ENVIRONMENTAL POLICY AND PROCEDURES HANDBOOK

CHAPTER 50 - IMPLEMENTATION AND MONITORING

Exhibit 1

IMPLENTATATION PLAN/FILE

Items which may be included in an implementation plan might be:

1. Marking guides, including special paint color requirements, specific unit marking requirements, and snag recruitment marking recommendations.

2. Final silvicultural prescriptions.

3. Specific instructions for dealing with resource concerns. For example, T&E plant, a stream buffer, cave entrance, etc.

4. Road location maps.

5. Logging systems maps.

6. Design narratives (for developed recreation sites).

7. Habitat prescriptions (fuels).

FSH 8/86 GP SUPP NO. 3

53

ENVIRONMENTAL POLICY AND PROCEDURES HANDBOOK

CHAPTER 50 - IMPLEMENTATION AND MONITORING

53 - Monitoring. The following guidelines should be followed for timber sale projects. For projects other than timber sales, a similar approach should be identified in the planning process to ensure that actions called for in the approved environmental assessment are included in final project plans and contract documents.

1. It is a functional responsibility at the field level to ensure that functional monitoring activities required by the EA (water quality, CRM, etc.) are scheduled on a timely basis. If compliance with EA monitoring requirements is not possible, it is also their responsibility to amend the EA, documenting the reasons preventing monitoring and providing alternative approaches to fulfill the purpose and need for which the monitoring was identified.

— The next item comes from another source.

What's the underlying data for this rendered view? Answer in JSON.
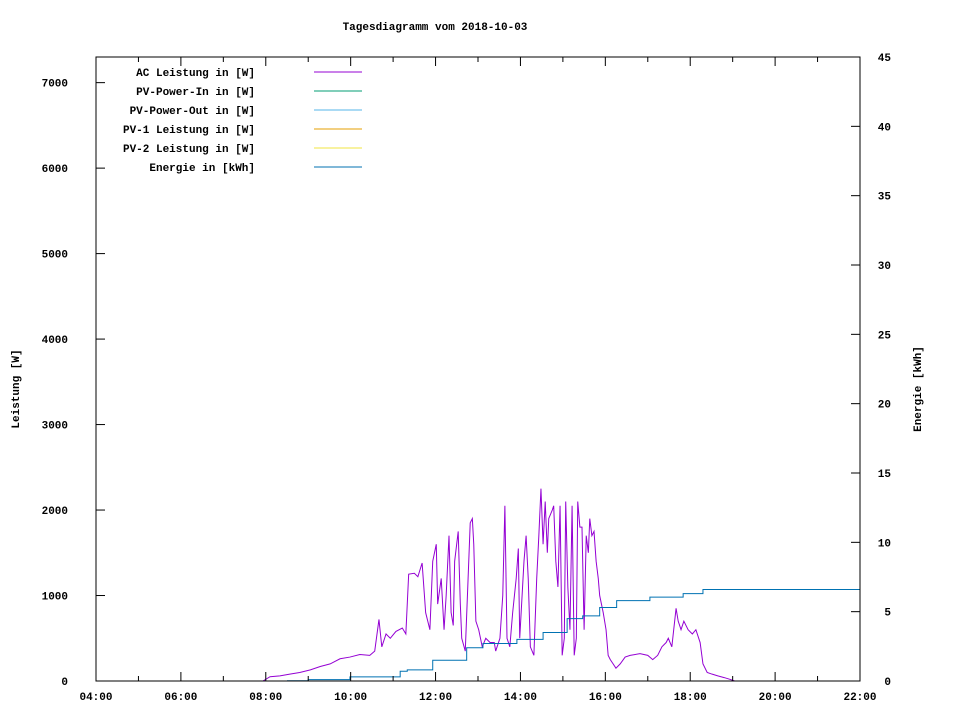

2. As a part of the final inspection, the Forest Service Representative should check final results against project objectives and required mitigation actions. An on-the-ground review by the ID team should be conducted for at least one project per year on each Subunit.

3. The Gifford Pinchot timber sale audit process described in FSM 2403 must be part of the monitoring process.